近红外光谱结合膜富集技术测定大米中毒死蜱农药残留

Determination of Chlorpyrifos Pesticide Residues in Rice by NIR Spectroscopy Coupled with a Membrane Enrichment Technique

本文以纤维滤膜富集大米中的微量农药残留,提高近红外光谱技术的检测限。向阴性大米样本中喷洒不同浓度毒死蜱标准溶液,制备含农药残留大米样品,以乙腈为溶剂提取大米中的毒死蜱农药,用氮吹仪将提取液浓缩后,使用滤纸富集提取液中的农药,真空冷冻干燥,采集滤纸的近红外漫反射光谱。运用特征波长筛选方法优选特征变量,建立大米中毒死蜱农药残留的近红外光谱分析模型。结果表明,利用联合区间偏最小二乘法方法从全光谱区优选出子区间[3 4 5 10],进一步用遗传算法从子区间中优选80个变量时,所建模型性能最好。在0.46~11.20 mg/kg浓度范围内,模型对预测集样本的相关系数为0.9798,预测均方根误差为0.604 mg/kg,将该模型预测4个未知农药含量的大米样本,其预测值与实际测量值具有较好的一致性。研究表明该方法能较好地快速检测大米中微量农药残留。
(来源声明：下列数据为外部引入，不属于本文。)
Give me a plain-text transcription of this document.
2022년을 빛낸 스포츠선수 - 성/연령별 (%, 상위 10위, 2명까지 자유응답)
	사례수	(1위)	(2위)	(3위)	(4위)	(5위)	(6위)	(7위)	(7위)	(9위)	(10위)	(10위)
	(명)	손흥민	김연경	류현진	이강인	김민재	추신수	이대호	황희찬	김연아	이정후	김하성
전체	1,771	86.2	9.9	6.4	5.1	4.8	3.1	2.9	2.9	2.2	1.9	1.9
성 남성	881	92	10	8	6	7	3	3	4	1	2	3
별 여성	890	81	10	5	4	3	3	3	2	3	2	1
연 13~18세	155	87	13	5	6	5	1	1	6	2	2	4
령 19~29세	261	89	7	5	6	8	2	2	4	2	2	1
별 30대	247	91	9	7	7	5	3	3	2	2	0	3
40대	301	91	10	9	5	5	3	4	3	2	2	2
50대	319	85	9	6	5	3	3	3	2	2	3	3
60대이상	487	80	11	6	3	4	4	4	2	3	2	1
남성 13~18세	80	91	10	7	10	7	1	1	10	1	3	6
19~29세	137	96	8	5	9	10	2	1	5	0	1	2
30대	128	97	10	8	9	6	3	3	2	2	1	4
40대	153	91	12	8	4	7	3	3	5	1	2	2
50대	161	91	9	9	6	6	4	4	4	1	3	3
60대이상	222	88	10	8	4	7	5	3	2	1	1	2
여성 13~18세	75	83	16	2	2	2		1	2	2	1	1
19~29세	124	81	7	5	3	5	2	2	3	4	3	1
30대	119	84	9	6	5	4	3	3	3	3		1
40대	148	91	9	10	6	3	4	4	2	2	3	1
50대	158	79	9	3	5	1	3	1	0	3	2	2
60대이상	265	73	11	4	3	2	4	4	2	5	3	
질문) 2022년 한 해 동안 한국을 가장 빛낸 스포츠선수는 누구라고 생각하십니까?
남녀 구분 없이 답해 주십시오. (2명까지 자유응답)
Fiber filters were used in this study to accumulate trace pesticide residues in rice in order to improve the detection limit for near-infrared（NIR） spectroscopy. Rice samples containing pesticide residues were prepared by spraying different concentrations of chlorpyrifos standard solutions onto non-contaminated rice. Acetonitrile was used to extract the chlorpyrifos from the rice, the extracted liquid was concentrated using a nitrogen-blowing instrument, and filter papers were used to collect the pesticide from the extracted liquid. After vacuum freeze-drying, the diffuse reflectance NIR spectra of filters were recorded using an NIR spectrometer. The results indicated that a model with a good performance could be established when the subinterval [3 4 5 10] was selected from the full spectral region using synergy interval partial least square（si PLS） algorithm, and 80 optimal variables were selected from the subinterval using a genetic algorithm（GA）. Within the concentration range of 0.46~11.20 mg/kg, the correlation coefficient of the model for the samples in the prediction set（Rp） was 0.9798 with a root mean square error of prediction（RMSEP） of 0.604 mg/kg. The contents of chlorpyrifos pesticide in four rice samples were predicted by this model, and the prediction values were consistent with the measured values. The results show that this method can detect trace pesticide residues in rice effectively and quickly.